Simulation de fonctionnement d’une unité existante
« Comment puis-je atteindre tel ou tel objectif et quel est le prix de revient ? »
Ce sont les questions clés que se pose le responsable d’une station de traitement existante. Les concepts et procédures de raisonnement sont identiques à ceux utilisés pour la partie conception de nouvelles unités. Les seules différences proviennent des contraintes dues à la taille des contacteurs et aux unités de production d’ozone.
L’ingénieur obtient un bilan économique et technique de son installation en fonction de l’objectif spécifique sélectionné à la première étape.
Conclusion
Ce Système Expert rend donc possible la conception d’une unité d’ozonation en utilisant des concepts provenant du génie chimique et en intégrant les différentes propriétés de l’ozone en fonction d’objectifs précis.
Un tel Système Expert permet d’homogénéiser la connaissance sur les principes d’ozonation et de sauvegarder l’expérience et la connaissance de manière ordonnée et facilement accessible.
C’est aussi un outil d’aide à la décision en cas de crise (ex. : pollution accidentelle).
Dans sa version finale, le système permettra aussi aux responsables de stations de traitement d’optimiser le fonctionnement de leur unité et constituera un excellent outil de formation du personnel.
BIBLIOGRAPHIE
1 — « Expert-systems — Thinking for the CPI », Chemical Engineering, p. 27, 14 mars 1988.
2 — A. Gera, A. Hopkins, A. Collins, S. Nix, T. Tsay, « The potential of knowledge based expert systems in water treatment plant operation », Proceedings 1988 Annual Conference, AWWA, Orlando (à paraître).
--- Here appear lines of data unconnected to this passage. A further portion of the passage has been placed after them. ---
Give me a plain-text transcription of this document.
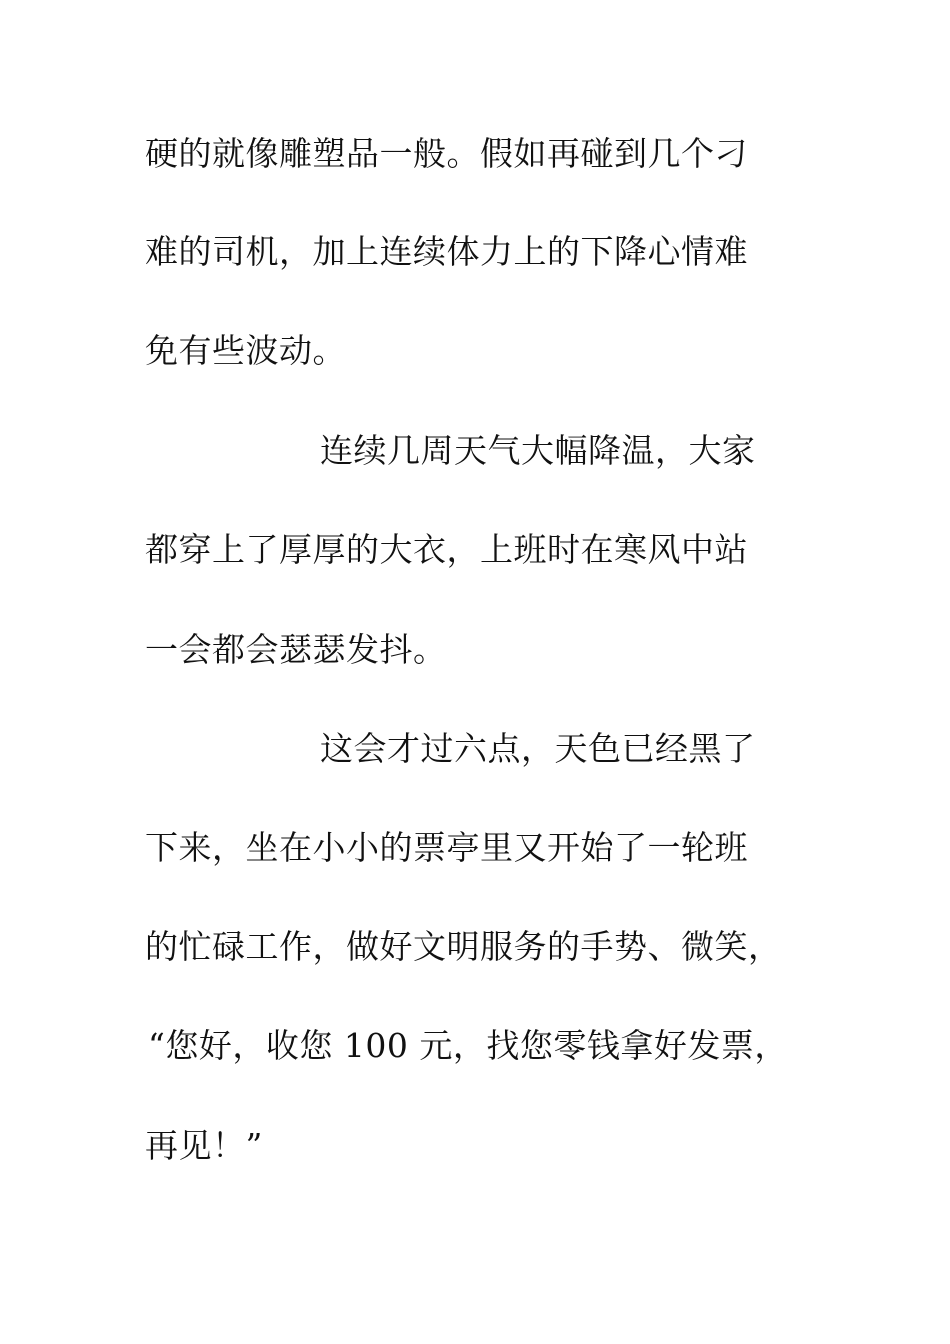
硬的就像雕塑品一般。假如再碰到几个刁
难的司机，加上连续体力上的下降心情难
免有些波动。
连续几周天气大幅降温，大家
都穿上了厚厚的大衣，上班时在寒风中站
一会都会瑟瑟发抖。
这会才过六点，天色已经黑了
下来，坐在小小的票亭里又开始了一轮班
的忙碌工作，做好文明服务的手势、微笑，
“您好，收您 100 元，找您零钱拿好发票，
再见！”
3 — E. Brodard, P. Kassem, M. Roustan, J.-P. Duguet, J. Mallevialle, « Basic Concepts in ozone contactor Design », Proceedings 1987 Annual Conference, AWWA, Kansas City.
4 — M. Roustan, J.-P. Duguet, B. Brette, E. Brodard, J. Mallevialle, « Mass balance analysis of ozone in conventional bubble contactors », Ozone Science and Engineering, vol. 9, p. 289-297 (1987).